In an early interview with Unbound, director Jeff C. Smith revealed that he and co-producers Sara Parrell and Curtis Andersen, as well as actor Jovan Meredith, worked together in the Entertainment division at Disneyland in Anaheim, California. Smith shared that it was during their employment at the park and collaboration on an earlier project that he saw Meredith's acting kills.[4] Before the film entered post-production, the crew had scheduled its premiere as Blood & Guts at Cinespace in Hollywood, California, for July 13, 2006. However, the film was not ready, and director Smith screened the incomplete rough-cut he did have as a test screening, which the audience panned, causing Smith to then spend the next several months finishing the film's editing in preparation for its subsequent screenings.[4]
Intended by the director to appeal to "movie geeks",[3] the film has received mixed responses from genre reviewers. Dorkgasm senior staff writer Kenneth Holm recommends it as an "exercise for other budding filmmakers to see what missteps to avoid when making their first movie."[5] Conversely, the reviewer for Dead Lantern states that it is a "comedy that will make even the most jaded horror elitists smile."[6] Fatally Yours called it a "film that knows how to have a good time!" in a review that acclaimed the film as "one of the most fun and enjoyable low-budget films I’ve seen in quite some time;"[7] however, a reviewer for The Movies Made Me Do It decided that for a film that touts itself as a low-budget spoof, the filmmakers took the film too seriously, leading to them "basically creating a slasher film from the eighties minus the things that made those movies so appealing in the first place: massive body counts, T&A, and a neat villain for the heroes to contend with", concluding that "It's never even remotely scary" and "it's simply not funny either save for a couple of one-liners."[8] The film had a major write-up in the October 2007 issue of Fangoria magazine.[9]

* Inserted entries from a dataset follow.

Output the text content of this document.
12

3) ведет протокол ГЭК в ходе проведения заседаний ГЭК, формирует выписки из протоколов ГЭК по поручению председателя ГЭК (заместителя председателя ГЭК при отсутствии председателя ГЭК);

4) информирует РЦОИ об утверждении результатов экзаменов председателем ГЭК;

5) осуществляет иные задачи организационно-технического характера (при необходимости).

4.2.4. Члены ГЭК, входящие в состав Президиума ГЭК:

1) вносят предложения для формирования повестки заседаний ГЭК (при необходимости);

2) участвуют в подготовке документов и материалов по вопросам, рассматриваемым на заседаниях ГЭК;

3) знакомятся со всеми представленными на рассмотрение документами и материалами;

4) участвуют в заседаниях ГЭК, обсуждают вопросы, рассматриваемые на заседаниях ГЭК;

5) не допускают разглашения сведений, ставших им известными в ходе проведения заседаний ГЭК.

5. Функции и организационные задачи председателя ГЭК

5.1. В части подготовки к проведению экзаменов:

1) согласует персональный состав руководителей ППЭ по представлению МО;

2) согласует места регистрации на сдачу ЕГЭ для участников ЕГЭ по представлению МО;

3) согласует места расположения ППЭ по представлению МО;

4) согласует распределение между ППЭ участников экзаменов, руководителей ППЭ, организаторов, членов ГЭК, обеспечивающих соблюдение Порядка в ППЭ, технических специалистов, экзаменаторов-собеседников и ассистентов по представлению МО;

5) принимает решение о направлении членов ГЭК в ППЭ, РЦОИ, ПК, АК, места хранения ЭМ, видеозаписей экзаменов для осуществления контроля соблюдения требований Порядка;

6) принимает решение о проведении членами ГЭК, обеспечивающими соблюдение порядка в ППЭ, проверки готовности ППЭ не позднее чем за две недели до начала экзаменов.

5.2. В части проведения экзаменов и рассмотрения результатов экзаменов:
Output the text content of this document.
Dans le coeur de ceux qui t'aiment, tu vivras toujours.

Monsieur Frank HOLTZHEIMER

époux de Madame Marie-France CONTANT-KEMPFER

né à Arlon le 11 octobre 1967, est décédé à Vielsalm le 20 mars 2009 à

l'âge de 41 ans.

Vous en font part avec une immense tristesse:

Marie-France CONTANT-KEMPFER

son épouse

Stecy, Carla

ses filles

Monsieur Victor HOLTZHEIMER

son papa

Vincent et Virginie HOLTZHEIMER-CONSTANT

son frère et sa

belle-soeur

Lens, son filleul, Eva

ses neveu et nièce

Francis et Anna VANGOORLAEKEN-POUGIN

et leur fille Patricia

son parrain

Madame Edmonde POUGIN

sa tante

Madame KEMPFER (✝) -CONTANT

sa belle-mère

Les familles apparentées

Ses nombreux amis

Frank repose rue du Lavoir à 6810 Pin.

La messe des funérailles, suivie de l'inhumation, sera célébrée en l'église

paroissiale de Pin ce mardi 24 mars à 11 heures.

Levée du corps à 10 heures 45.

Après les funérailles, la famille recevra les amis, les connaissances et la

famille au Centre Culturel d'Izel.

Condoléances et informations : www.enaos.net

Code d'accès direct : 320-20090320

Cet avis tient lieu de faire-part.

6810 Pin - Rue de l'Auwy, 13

The completed film was first screened on October 14, 2006, at the Movie Nation Festival and then shown at many additional festivals.[4] [10] Among the screenings was the Backseat Film Festival, where the film won Best Film Title and actress Lindsay Gareth won the prestigious "Best Breasts" award.[4] [11] It was offered for release on DVD in the United States by Vanguard International Cinema[1] [12] and internationally by Singa Home Entertainment on September 25, 2007. Three weeks prior to the DVD release, director Smith shared that the distributor allowed them a maximum of 125 minutes on the DVD, so he had chosen to include a 30-minute "making of" documentary titled Movies Are Bullshit! The Making Of Stupid Teenagers Must Die!, with commentary by director Jeff C. Smith and actor Jovan Meredith, an audience reaction track from the premiere, and an interview with cast member Will Deutsch.[4]